Teddy Danubio entra, lento come un pistolero o come il
treno Matera Bari e viceversa. Quando Ramolino lo vede, smette di far
finta di spolverare e corre nel retro. Valerio Mascella cerca di non
tradire l'emozione e versa disinvolto dello Zabov sul sigaro che ha
in una mano, mentre con l'altra regge un bicchiere sporco che cerca
di fumare a grosse boccate. La treccia gli balla sugli occhi e una
sudarella gelata gli inchioda la schiena più veloce di quelle
potenti colle che non fai a tempo ad aprire il tappo e già il
tubetto fa corpo unico con le tue dita. Per sempre.
Teddy Danubio si accosta al bancone, mette la mano alla
tasca, sfila un pettine tartarugato che con la forfora e i resti di
brillantina sguscia tra le dita come un'anguilla. Guardandosi nello
specchio tra una bottiglia e l'altra, si pettina, bagna le
sopracciglia con abbondante saliva, fa un paio di facce da duro,
ravviva, sbarazzini, i peli che si intravedono nell'ampia
sbottonatura della camicia. Da ultimo, alza il colletto e si volta
per andarsene.

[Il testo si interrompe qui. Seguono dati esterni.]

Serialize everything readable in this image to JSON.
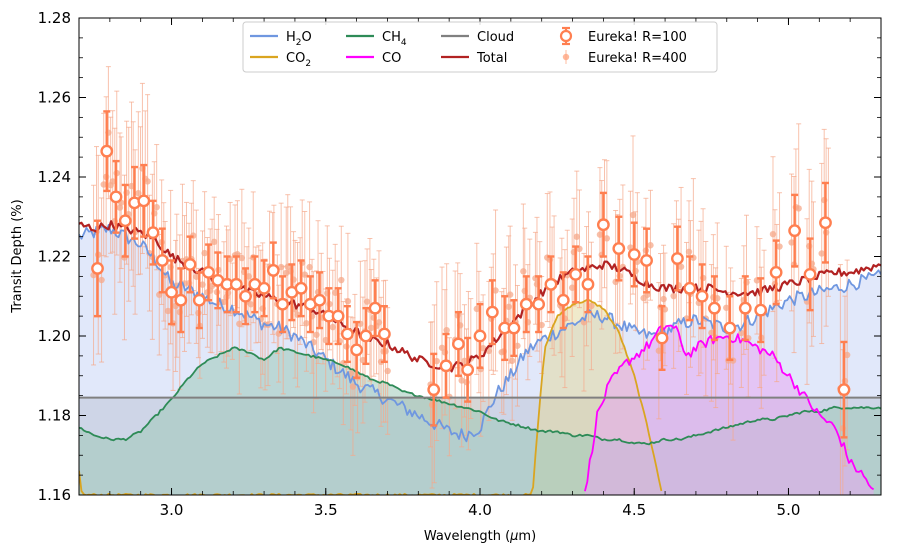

È allora che, come del resto tutte le mattine di
quegli ultimi venti anni, Valerio Mascella, che fino a quel momento è
rimasto a guardare con tutte le mani tremanti, esplode.
"Stronzo di un morto di fame pappone di tua madre,
pezzo di merda catarroso e nero di un boia ladro infame e
doppiopettoblu, rottinculo fattinbocca da quattro soldi che a
sputarti addosso c'è da schifarsi! Quando cazzo ti deciderai a
fregare uno specchio come tutti. Bello lui, entra, si pettina, fa i
suoi porci comodi e mai una volta che faccia un'ordinazione. Se
ricapiti domani ti stacco quel ciuffo e..."
"Calmati Valerio, lo sai com'è fatto, non vale la
pena avvelenarsi il sangue per queste cazzate" interviene Ziff
che è entrato, non tanto per godersi lo spettacolo in replica,
quanto piuttosto per bere un Taffer che lo aiuti a digerire la
piadina con l'alacco.
"Sarà meglio che da queste parti non ci ricapiti
più, stronzo" continua Valerio "certo, lui è un divo del
microfono, il genio della chitarra. Sai dove te lo metto il
microfono..."
Valerio non finisce la frase e si volta verso l'entrata.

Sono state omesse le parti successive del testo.